[Intel-xe] [PATCH v2 1/1] drm/xe: Add a debugfs for faking gt reset failure.
Ghimiray, Himal Prasad
himal.prasad.ghimiray at intel.com
Tue Jun 6 04:03:20 UTC 2023
> -----Original Message-----
> From: Intel-xe <intel-xe-bounces at lists.freedesktop.org> On Behalf Of
> Mauro Carvalho Chehab
> Sent: 25 May 2023 11:36
> To: Vivi, Rodrigo <rodrigo.vivi at intel.com>
> Cc: mauro.chehab at kernel.org; intel-xe at lists.freedesktop.org
> Subject: Re: [Intel-xe] [PATCH v2 1/1] drm/xe: Add a debugfs for faking gt
> reset failure.
>
> On Wed, 24 May 2023 16:50:04 +0000
> "Vivi, Rodrigo" <rodrigo.vivi at intel.com> wrote:
>
> > On Wed, 2023-05-24 at 12:43 -0400, Rodrigo Vivi wrote:
> > On Wed, May 24, 2023 at 09:57:00PM +0530, Balasubramani Vivekanandan
> wrote:
> > On 24.05.2023 12:36, Himal Prasad Ghimiray wrote:
> > In case of gt reset failure, KMD notifies userspace about failure via
> > uevent. To validate this notification we need to ensure gt reset fails
> > and there is no mechanism to cause failure from hardware.
> > Hence added a debugfs which will cause fake reset failure.
> >
> > v1(Rodrigo)
> > - Change the variable to fake_reset_failure_in_progress.
> > - Drop usage of READ_ONCE and WRITE_ONCE.

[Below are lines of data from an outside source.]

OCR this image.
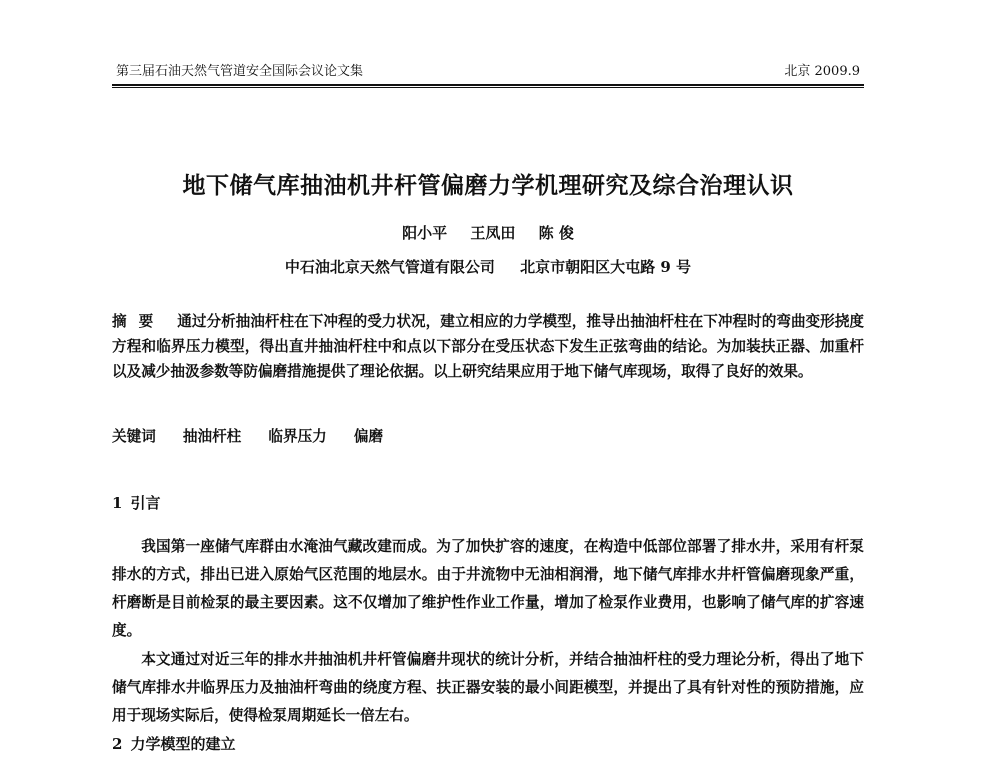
第三届石油天然气管道安全国际会议论文集	北京 2009.9
地下储气库抽油机井杆管偏磨力学机理研究及综合治理认识
阳小平 王凤田 陈 俊
中石油北京天然气管道有限公司 北京市朝阳区大屯路 9 号
摘要 通过分析抽油杆柱在下冲程的受力状况，建立相应的力学模型，推导出抽油杆柱在下冲程时的弯曲变形挠度方程和临界压力模型，得出直井抽油杆柱中和点以下部分在受压状态下发生正弦弯曲的结论。为加装扶正器、加重杆以及减少抽汲参数等防偏磨措施提供了理论依据。以上研究结果应用于地下储气库现场，取得了良好的效果。
关键词 抽油杆柱 临界压力 偏磨
1 引言

我国第一座储气库群由水淹油气藏改建而成。为了加快扩容的速度，在构造中低部位部署了排水井，采用有杆泵排水的方式，排出已进入原始气区范围的地层水。由于井流物中无油相润滑，地下储气库排水井杆管偏磨现象严重，杆磨断是目前检泵的最主要因素。这不仅增加了维护性作业工作量，增加了检泵作业费用，也影响了储气库的扩容速度。

本文通过对近三年的排水井抽油机井杆管偏磨井现状的统计分析，并结合抽油杆柱的受力理论分析，得出了地下储气库排水井临界压力及抽油杆弯曲的绕度方程、扶正器安装的最小间距模型，并提出了具有针对性的预防措施，应用于现场实际后，使得检泵周期延长一倍左右。

2 力学模型的建立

> > - Follow consistency for variable assignment. Either use
> > functions for all the assignments or don't use for any.
> >
> > Cc: Rodrigo Vivi
> > <rodrigo.vivi at intel.com<mailto:rodrigo.vivi at intel.com>>
> > Signed-off-by: Himal Prasad Ghimiray
> > <himal.prasad.ghimiray at intel.com<mailto:himal.prasad.ghimiray at intel.co
> > m>>
> > ---
> > drivers/gpu/drm/xe/xe_gt.c | 15 ++++++++++++++-
> > drivers/gpu/drm/xe/xe_gt_debugfs.c | 11 +++++++++++
> > drivers/gpu/drm/xe/xe_gt_types.h | 1 +
> > 3 files changed, 26 insertions(+), 1 deletion(-)
> >
> > diff --git a/drivers/gpu/drm/xe/xe_gt.c b/drivers/gpu/drm/xe/xe_gt.c
> > index 80d42c7c7cfa..b3ac8b3ab455 100644
> > --- a/drivers/gpu/drm/xe/xe_gt.c
> > +++ b/drivers/gpu/drm/xe/xe_gt.c
> > @@ -506,6 +506,9 @@ int xe_gt_init(struct xe_gt *gt)
> > int err;
> > int i;
> >
> > + /*Fake reset failure should be disabled by default*/
> > + gt->reset.fake_reset_failure_in_progress = false;
> > +
> > INIT_WORK(>->reset.worker, gt_reset_worker);
> >
> > for (i = 0; i < XE_ENGINE_CLASS_MAX; ++i) { @@ -601,8 +604,18
> > @@ static int gt_reset(struct xe_gt *gt)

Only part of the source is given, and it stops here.